A college student self-service portal is one login, on the web or in an app, where a student handles their own college tasks without visiting an office — checking attendance, paying fees, downloading the hall ticket, viewing results, requesting certificates, applying to placements and raising grievances. In CampusAlly the portal is the student-facing layer: each task is the relevant module shown to the student, not a separate copy of it.
From one login a student can view their attendance, pay fees and download receipts, download their hall ticket and check results, see their personalised timetable, request bonafide and transfer certificates, apply to placement drives, submit faculty feedback and raise a grievance. Each of these is the matching CampusAlly module surfaced for the student, so the data is the same the college works with.
They overlap but are not the same. The student portal is the student-facing self-service experience — the single login a student uses to do their tasks, on the web or in the app. The mobile apps page covers the device/app channel more broadly, including the separate parent and faculty apps and how alerts are delivered. If you want the parent login specifically, that lives on the mobile apps page.
Fee payment in the portal is the finance module shown to the student. The student sees their dues and any approved scholarship deduction, pays by UPI, card or net banking, and downloads the receipt. The fee rules, ledger and reconciliation all live in the finance module — the portal is simply where the student acts on them.
Hall tickets and results in the portal come from the examination module. Once the exam cell publishes them, the student downloads the hall ticket and views marks and CGPA from their login. If the college gates hall tickets on cleared dues, that rule is set in the examination and finance modules; the portal shows the student the result.

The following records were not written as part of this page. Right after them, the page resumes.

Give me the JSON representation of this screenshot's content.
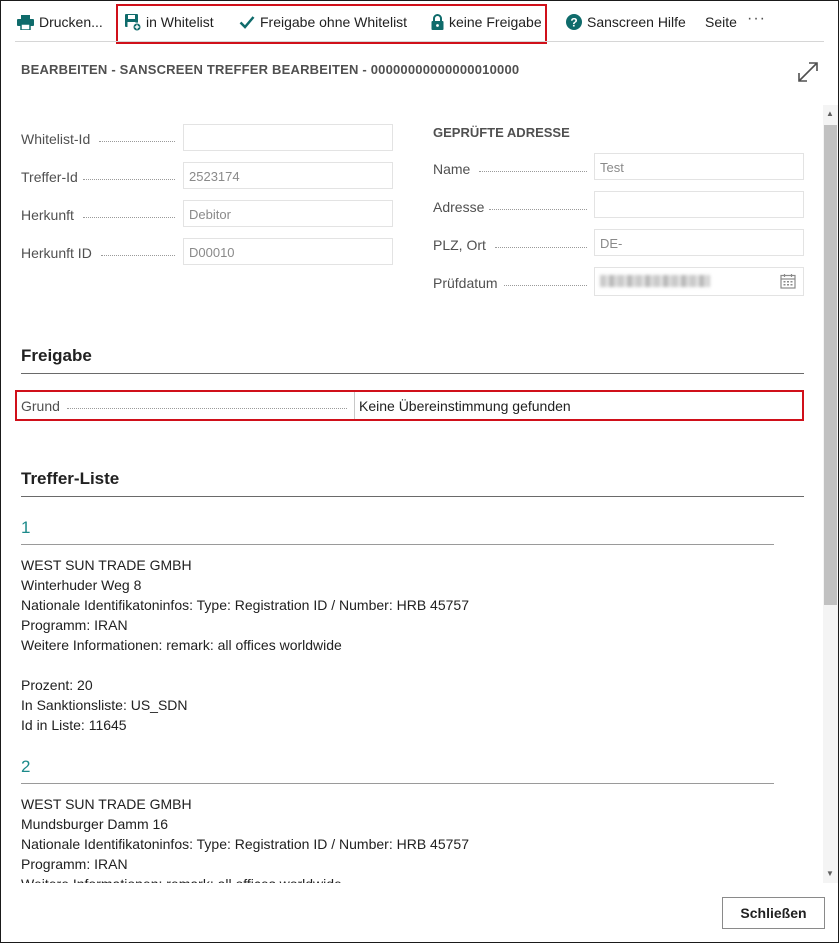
{
  "toolbar": {
    "print_label": "Drucken...",
    "whitelist_label": "in Whitelist",
    "approve_label": "Freigabe ohne Whitelist",
    "no_approve_label": "keine Freigabe",
    "help_label": "Sanscreen Hilfe",
    "page_label": "Seite",
    "more_label": "···"
  },
  "header": {
    "title": "BEARBEITEN - SANSCREEN TREFFER BEARBEITEN - 00000000000000010000"
  },
  "general": {
    "whitelist_id": {
      "label": "Whitelist-Id",
      "value": ""
    },
    "treffer_id": {
      "label": "Treffer-Id",
      "value": "2523174"
    },
    "herkunft": {
      "label": "Herkunft",
      "value": "Debitor"
    },
    "herkunft_id": {
      "label": "Herkunft ID",
      "value": "D00010"
    }
  },
  "address": {
    "title": "GEPRÜFTE ADRESSE",
    "name": {
      "label": "Name",
      "value": "Test"
    },
    "adresse": {
      "label": "Adresse",
      "value": ""
    },
    "plz_ort": {
      "label": "PLZ, Ort",
      "value": "DE-"
    },
    "pruefdatum": {
      "label": "Prüfdatum",
      "value": ""
    }
  },
  "freigabe": {
    "title": "Freigabe",
    "grund_label": "Grund",
    "grund_value": "Keine Übereinstimmung gefunden"
  },
  "treffer_liste": {
    "title": "Treffer-Liste",
    "items": [
      {
        "number": "1",
        "lines": [
          "WEST SUN TRADE GMBH",
          "Winterhuder Weg 8",
          "Nationale Identifikatoninfos: Type: Registration ID / Number: HRB 45757",
          "Programm: IRAN",
          "Weitere Informationen: remark: all offices worldwide"
        ],
        "details": [
          "Prozent: 20",
          "In Sanktionsliste: US_SDN",
          "Id in Liste: 11645"
        ]
      },
      {
        "number": "2",
        "lines": [
          "WEST SUN TRADE GMBH",
          "Mundsburger Damm 16",
          "Nationale Identifikatoninfos: Type: Registration ID / Number: HRB 45757",
          "Programm: IRAN",
          "Weitere Informationen: remark: all offices worldwide"
        ]
      }
    ]
  },
  "footer": {
    "close_label": "Schließen"
  },
  "colors": {
    "accent": "#1c8a8a",
    "highlight": "#d0101a",
    "icon": "#0f6b6b"
  },
  "icons": [
    "printer-icon",
    "whitelist-add-icon",
    "checkmark-icon",
    "lock-icon",
    "help-icon",
    "expand-icon",
    "calendar-icon"
  ]
}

Yes. A student can request bonafide, transfer, conduct and course-completion certificates from the portal. The request is routed to the right office for action, the student can track its status, and they are notified when the document is ready to download or collect — so there is no need to queue at the administrative counter.
The student raises and tracks it from the portal, but the grievance itself is handled by the grievance module, which owns the case lifecycle — routing, escalation and resolution, anonymous by default where appropriate. The portal is the student's window into that case, not a second complaint system.
The portal works in any web browser and in the CampusAlly app on Android and iOS. The app is built to run on modest Android phones, so students across India — including in smaller towns — can use it without a high-end device.
The portal is where students generate the source data that NAAC looks for — feedback responses, grievance records and placement applications. It does not produce the accreditation report itself: that evidence feeds the accreditation module, which compiles the AQAR and SSR. So the portal supplies the activity; accreditation turns it into the documentation.